Agnieszka G.

Agnieszka G. Płyń za rekinem –
trafisz do ludzi
[Lec]

Temat: Dlaczego tak wielu ludzi wybiera dziś samotność...?

Michał Stradomski:
Agnieszka G.:
Wychodzi z powyższej wypowiedzi, że muszę być z kimś i mieć dzieci, bo inaczej moje życie nie będzie miało sensu ...

To za daleko idący wniosek. Realizacja potrzeb to jedno a sens życia to co innego. Powiem więcej, w interesie "natury" nie jest to, żebyś Ty była szczęśliwa tylko, żeby przetrwał gatunek - po to natura wymyśliła tak silny popęd seksualny :) Człowiek to jednak nie tylko biologia i sens życia nie wyczerpuje się w przedłużaniu gatunku (p. np. zakonnice). Wychodzenie za mąż czy posiadanie dzieci nie powinno być czysto emocjonalną reakcją na potrzeby biologiczne czy presję otoczenia, bo takie "decyzje" zazwyczaj się źle kończą. Inna sprawa to rozważyć, co w kontekście całego życia da Ci więcej szczęścia. Zakonnice przynajmniej mają wspólnotę, do której dożywotnio należą i głęboko przeżywany sens życia. "Signielstwo" starszej kobiecie nie oferuje nic. Szczególnie w społeczeństwie, w którym kobieta po 30 bez dzieci zaczyna być odsuwana na margines, bo traci wspólne tematy i rozrywki z "dzieciatymi" koleżankami. Pewnie można być szczęśliwym samemu ale wydaje mi się to mimo wszystko trudniejsze niż życie w rodzinie. "Team work"! :)

No tak, opowiadanie na okrągło o ząbkach, kupkach, kolkach, pieluchach, przedszkolu i trudnościach w nauce to rzeczywiście świetne tematy dla "niedzieciatych". A może to "dzieciaci" tracą kontakt z rzeczywistością i poza powyższymi nie można z nimi o niczym innym porozmawiać?

Pamiętaj, sama nie oznacza samotna :)
Przekazywanie życia to nie jest główna potrzeba.

Nie napisałem, że "główna" tylko "podstawowa" a to różnica.
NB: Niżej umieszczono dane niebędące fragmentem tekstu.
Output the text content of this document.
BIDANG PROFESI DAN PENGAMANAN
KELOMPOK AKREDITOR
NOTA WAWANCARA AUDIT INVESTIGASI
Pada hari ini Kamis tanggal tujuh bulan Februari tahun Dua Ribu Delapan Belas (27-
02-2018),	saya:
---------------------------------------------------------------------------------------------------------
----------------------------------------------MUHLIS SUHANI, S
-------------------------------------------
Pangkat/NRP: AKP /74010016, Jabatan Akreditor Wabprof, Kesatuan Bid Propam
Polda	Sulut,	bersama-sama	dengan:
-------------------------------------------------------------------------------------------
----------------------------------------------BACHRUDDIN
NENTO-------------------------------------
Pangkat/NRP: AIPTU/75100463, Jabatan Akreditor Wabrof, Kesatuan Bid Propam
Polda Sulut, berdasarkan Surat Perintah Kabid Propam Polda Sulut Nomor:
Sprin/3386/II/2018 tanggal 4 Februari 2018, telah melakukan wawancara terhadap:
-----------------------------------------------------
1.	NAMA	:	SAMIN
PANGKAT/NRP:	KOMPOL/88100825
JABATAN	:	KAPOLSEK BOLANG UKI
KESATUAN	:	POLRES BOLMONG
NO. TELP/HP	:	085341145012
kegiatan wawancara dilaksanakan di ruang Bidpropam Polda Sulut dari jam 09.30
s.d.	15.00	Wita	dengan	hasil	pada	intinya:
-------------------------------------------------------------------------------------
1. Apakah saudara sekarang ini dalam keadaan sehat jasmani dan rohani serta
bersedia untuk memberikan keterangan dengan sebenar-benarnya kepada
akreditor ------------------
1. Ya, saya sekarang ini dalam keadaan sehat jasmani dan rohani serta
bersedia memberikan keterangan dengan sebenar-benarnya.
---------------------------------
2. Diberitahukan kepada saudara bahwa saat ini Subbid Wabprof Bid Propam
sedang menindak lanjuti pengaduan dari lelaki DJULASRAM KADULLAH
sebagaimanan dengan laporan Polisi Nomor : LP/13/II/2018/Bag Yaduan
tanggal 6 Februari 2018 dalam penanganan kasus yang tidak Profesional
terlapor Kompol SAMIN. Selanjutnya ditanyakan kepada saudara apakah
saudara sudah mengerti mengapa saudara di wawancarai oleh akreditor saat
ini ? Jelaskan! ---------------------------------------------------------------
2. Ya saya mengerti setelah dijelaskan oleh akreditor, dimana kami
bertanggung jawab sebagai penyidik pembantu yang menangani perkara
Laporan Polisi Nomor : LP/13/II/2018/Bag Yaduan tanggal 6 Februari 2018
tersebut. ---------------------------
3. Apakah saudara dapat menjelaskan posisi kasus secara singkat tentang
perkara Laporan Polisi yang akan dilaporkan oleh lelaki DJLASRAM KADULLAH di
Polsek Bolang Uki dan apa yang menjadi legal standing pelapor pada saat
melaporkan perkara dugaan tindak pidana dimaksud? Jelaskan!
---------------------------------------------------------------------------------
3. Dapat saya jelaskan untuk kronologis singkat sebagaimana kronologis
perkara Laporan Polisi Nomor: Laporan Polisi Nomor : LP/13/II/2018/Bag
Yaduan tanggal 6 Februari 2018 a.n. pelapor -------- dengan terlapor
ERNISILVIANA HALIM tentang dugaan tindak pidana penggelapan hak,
Podstawową tym bardziej nie jest. Piramida Maslow'a się kłania. Najważniejsze są na dole.


Obrazek

Dziękuję, nie skorzystam i wolę być sama niż kimś na siłę i obwieszona dziećmi. Michale, to naprawdę nie jest główny cel w życiu wielu ludzi.

To tylko forma, treścią jest miłość. Przynajmniej powinna być. A jaki jest Twój cel w życiu?

Cel to moje zadowolenie i świadomość, że podejmuję najlepsze decyzje dla siebie, w zgodzie z własnymi przekonaniami i poglądami. Krótko mówiąc moje szczęście :)

Jurku, odkładać, póki możesz :)Agnieszka G. edytował(a) ten post dnia 12.12.12 o godzinie 12:42
Dariusz Rojek

Dariusz Rojek Passion for
excellence...

Temat: Dlaczego tak wielu ludzi wybiera dziś samotność...?

Szczepan, - zwrócę się do Ciebie, bo to Ty ostatnio nadajesz ton tej dyskusji - czy Ty naprawdę uważasz, że ten wykreowany przez media i tzw. rynkową rzeczywstość model życia, oparty o egocentryzm ("Podruj sobie odrobinę luksusu", "Jesteś tego warta") jest najlepszym ze wszystkich jakie istnieją na tym świecie.. ??

Ja jestem przerażony tym trendem, bo wg. mnie jest to Orwell'owska wizja półcyborgów wyzutych z większości cech ludzkich, skoncentrowanych na egoistycznym konsumpcjoniźmie i wydalaniu, co w konsekwencji w prosty spsoób doprowadzi do katastrofy. O ile inteligentne jednostki będą w stanie, w pewien sposób kontrolować swoje instynkty, o tyle "blokersi", którzy już dziś są sterowani dżojstikiem, będą płynną masą sterowaną przez medialny system naprowadzania.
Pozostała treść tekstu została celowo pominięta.